Possible Reasons for Osteoporosis Care Gap

The main reason for the osteoporosis care gap is a "diffusion of responsibility" after a patient goes to the ER with a vertebral fracture, according to Barton.

Patients typically develop acute back pain after a relatively minor activity, such as picking up a box.

In the ER, the patient has an X-ray that identifies a vertebral fracture.

When the patient sees their primary care physician, the physician is "not necessarily emphasizing bone health," or when the patient sees an orthopedic surgeon, the surgeon "is focused on surgical management of any surgical problems but not on general bone health management."

Most patients are not getting endocrinology referrals and the emergency department is focused on what is currently life threatening.

"So nobody is really 'owning' bone health management" for a lot of patients, Barton explained. 
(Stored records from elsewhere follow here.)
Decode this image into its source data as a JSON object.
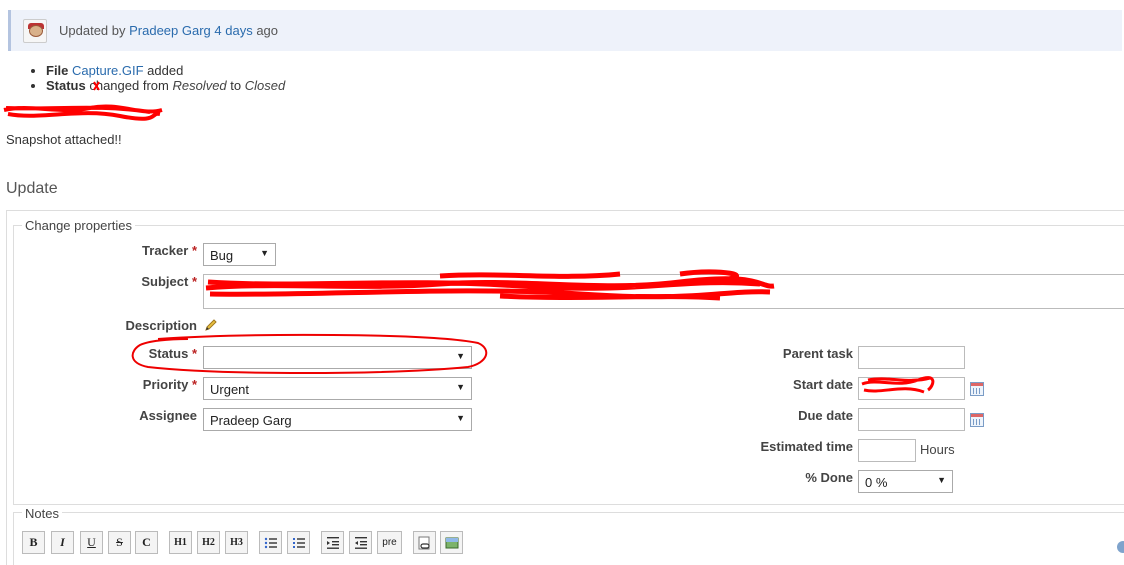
{
  "journal": {
    "prefix": "Updated by ",
    "author": "Pradeep Garg",
    "time": "4 days",
    "suffix": " ago"
  },
  "details": {
    "file_label": "File",
    "file_name": "Capture.GIF",
    "file_action": " added",
    "status_label": "Status",
    "status_text_a": " changed from ",
    "status_from": "Resolved",
    "status_text_b": " to ",
    "status_to": "Closed"
  },
  "snapshot_text": "Snapshot attached!!",
  "update_title": "Update",
  "change_properties": "Change properties",
  "fields": {
    "tracker": {
      "label": "Tracker",
      "value": "Bug"
    },
    "subject": {
      "label": "Subject"
    },
    "description": {
      "label": "Description"
    },
    "status": {
      "label": "Status",
      "value": ""
    },
    "priority": {
      "label": "Priority",
      "value": "Urgent"
    },
    "assignee": {
      "label": "Assignee",
      "value": "Pradeep Garg"
    },
    "parent_task": {
      "label": "Parent task"
    },
    "start_date": {
      "label": "Start date"
    },
    "due_date": {
      "label": "Due date"
    },
    "estimated_time": {
      "label": "Estimated time",
      "unit": "Hours"
    },
    "done": {
      "label": "% Done",
      "value": "0 %"
    }
  },
  "required_mark": "*",
  "notes_label": "Notes",
  "toolbar": [
    "B",
    "I",
    "U",
    "S",
    "C",
    "H1",
    "H2",
    "H3",
    "ul",
    "ol",
    "indent",
    "outdent",
    "pre",
    "link",
    "img"
  ],
  "toolbar_text": {
    "pre": "pre",
    "h1": "H1",
    "h2": "H2",
    "h3": "H3",
    "b": "B",
    "i": "I",
    "u": "U",
    "s": "S",
    "c": "C"
  }
}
Similarly, Kiel said that clinicians tell patients they have a vertebral fracture and "send them out with something for the pain, but they don't treat the underlying reason the bone got compressed or broken, which is weakness of the bone. They don't prescribe medications."

"The only way to prevent fractures in a woman or man who has had one of these vertebral fractures is to prescribe an FDA-approved osteoporosis drug," he said, "and they all work quite well."

Having a spinal fracture is "a red flag that you're very vulnerable to more fractures," he stressed, and if you are older and have a hip fracture "you have a chance of dying; you may not be able to get around anymore and be on your own."

Fracture Liaison Service Can Help

The concept of a fracture liaison service to follow patients who have had a recent fragility fracture has been around for about a decade, Barton said.

The service has been shown to improve the rate of post-fracture treatment and thereby reduce the risk of future fractures.

He noted that his institution set up a fracture liaison service about 16 months ago and a nurse practitioner is part of the orthopedic trauma group.

Under the supervision of an orthopedic trauma physician, the nurse practitioner sees patients who have had a fracture, prescribes medications, follows patients for about a year, and then transitions them to primary care.